Dans la galaxie de l’extrême droite qui s’est rangée derrière Éric Zemmour, on trouve également Thomas Joly, président du Parti de la France, un microparti créé par l’ancien eurodéputé frontiste Carl Lang en 2009. C’est lors de sa « fête du cochon grillé » qu’il a annoncé son soutien, en cohérence avec les tee-shirts à la gloire du maréchal Pétain qu’il aime porter (voir photo). Autre exemple : Thomas Ferrier, dirigeant du Parti des Européens, un groupuscule identitaire et raciste se réclamant du « polythéisme aryaque de nos ancêtres ».

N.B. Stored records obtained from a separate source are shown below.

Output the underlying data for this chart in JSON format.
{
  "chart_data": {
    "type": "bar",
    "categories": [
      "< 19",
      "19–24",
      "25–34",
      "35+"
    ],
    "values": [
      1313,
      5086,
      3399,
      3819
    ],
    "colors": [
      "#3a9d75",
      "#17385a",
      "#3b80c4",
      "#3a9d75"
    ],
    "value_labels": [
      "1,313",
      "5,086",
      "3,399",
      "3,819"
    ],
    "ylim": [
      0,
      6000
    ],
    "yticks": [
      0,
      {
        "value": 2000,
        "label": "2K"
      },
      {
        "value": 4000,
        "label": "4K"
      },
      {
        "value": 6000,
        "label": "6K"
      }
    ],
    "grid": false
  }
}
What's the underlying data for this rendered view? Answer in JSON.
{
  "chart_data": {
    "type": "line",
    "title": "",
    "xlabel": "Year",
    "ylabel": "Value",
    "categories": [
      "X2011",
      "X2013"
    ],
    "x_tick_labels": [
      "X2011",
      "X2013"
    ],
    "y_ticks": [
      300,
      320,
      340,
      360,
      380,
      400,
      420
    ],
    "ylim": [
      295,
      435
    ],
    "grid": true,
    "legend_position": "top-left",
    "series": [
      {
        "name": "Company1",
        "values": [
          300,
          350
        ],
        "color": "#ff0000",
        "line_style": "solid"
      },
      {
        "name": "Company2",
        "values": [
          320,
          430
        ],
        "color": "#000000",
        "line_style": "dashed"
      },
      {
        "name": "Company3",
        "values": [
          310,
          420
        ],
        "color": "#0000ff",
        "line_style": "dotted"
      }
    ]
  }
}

Sur Twitter, Thomas Ferrier a récemment estimé que « Le Pen [était] inintéressante ». « Elle va se prendre une branlée électorale mémorable, a-t-il écrit. Et on applaudira tous. Zemmour désigne et nomme le véritable péril. Il faut que toute l’Europe s’unisse pour y faire face. L’Europe unie est notre forteresse. » Dans son programme, Thomas Ferrier propose une citoyenneté européenne définie par le sang et le « principe d’ascendance patrilinéaire et matrilinéaire ».

Auteur, sous pseudonyme, d’une brochure intitulée Fascisme, fascismes, national-socialisme, où il ne propose rien de moins que la réhabilitation de cette idéologie « en ce qui concerne ses valeurs si cela ne peut être son nom », Thomas Ferrier a proposé ses services à Éric Zemmour pour être candidat aux législatives de 2022. Sans structure partisane, le polémiste d’extrême droite peut compter sur cette nébuleuse pour se constituer un vivier.